Em 27 de janeiro de 2013, o país parou diante do horror: um incêndio na Boate Kiss, em Santa Maria (RS), tirou a vida de 242 pessoas e deixou 636 sobreviventes com cicatrizes físicas e emocionais que jamais desaparecerão.
Na época, prometeram mudanças. E elas vieram — depois da tragédia. Uma onda de fiscalizações varreu o Brasil, fechando casas noturnas irregulares, exigindo extintores, saídas de emergência, alvarás atualizados. Tudo no calor da comoção. Tudo depois.
Agora, o filme se repete.
Em 1999, na Bahia, 37 pessoas morreram após consumir cachaça contaminada com metanol — um veneno. O caso chocou o país. Houve reportagens, investigações e promessas de fiscalização mais rigorosa.
Nada foi feito.
Hoje, em 2025, a mesma tragédia volta a acontecer: dezenas de pessoas internadas, algumas cegas, outras mortas. Cachaça adulterada novamente. E, como sempre, o país reage depois.
Repetem-se as manchetes, as entrevistas, os “mutirões de fiscalização” anunciados com pompa. Mas a pergunta que não cala é:
Por que só depois?
Onde estava a vigilância antes das mortes?
Quantos produtores ilegais de bebidas foram punidos de fato nos últimos 25 anos?
Quantos foram presos por adulteração, falsificação, envenenamento da população?
Estão presos?
Pagaram suas penas?
Ou voltaram ao mesmo ramo, impunes e ignorados?
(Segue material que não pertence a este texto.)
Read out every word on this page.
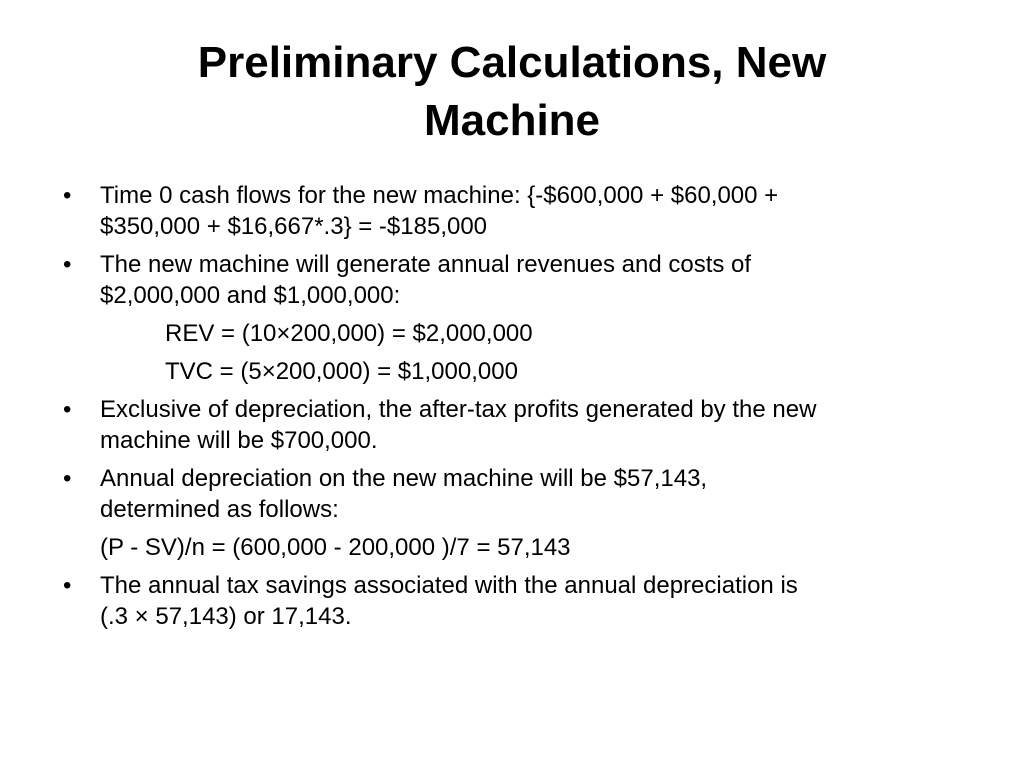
Preliminary Calculations, New
Machine
•	Time 0 cash flows for the new machine: {-$600,000 + $60,000 +
$350,000 + $16,667*.3} = -$185,000
•	The new machine will generate annual revenues and costs of
$2,000,000 and $1,000,000:
REV = (10×200,000) = $2,000,000
TVC = (5×200,000) = $1,000,000
•	Exclusive of depreciation, the after-tax profits generated by the new
machine will be $700,000.
•	Annual depreciation on the new machine will be $57,143,
determined as follows:
(P - SV)/n = (600,000 - 200,000 )/7 = 57,143
•	The annual tax savings associated with the annual depreciation is
(.3 × 57,143) or 17,143.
O Brasil parece funcionar apenas movido à tragédia. As leis existem, os órgãos de fiscalização também. Mas atuam como se estivessem de olhos vendados — até que o sangue corra, até que o país chore mais uma vez.
É sempre depois.
Depois da morte. Depois da dor. Depois da revolta.
Nunca na prevenção.
Nunca no rigor.
Nunca na raiz do problema.
Indignação não basta.
É hora de o Brasil deixar de ser o país do “depois” — e se tornar o país do “antes que aconteça”.
Porque as próximas vítimas já estão por aí, andando pelas ruas, confiando nas instituições. E elas não merecem morrer para que o sistema acorde por mais uma semana.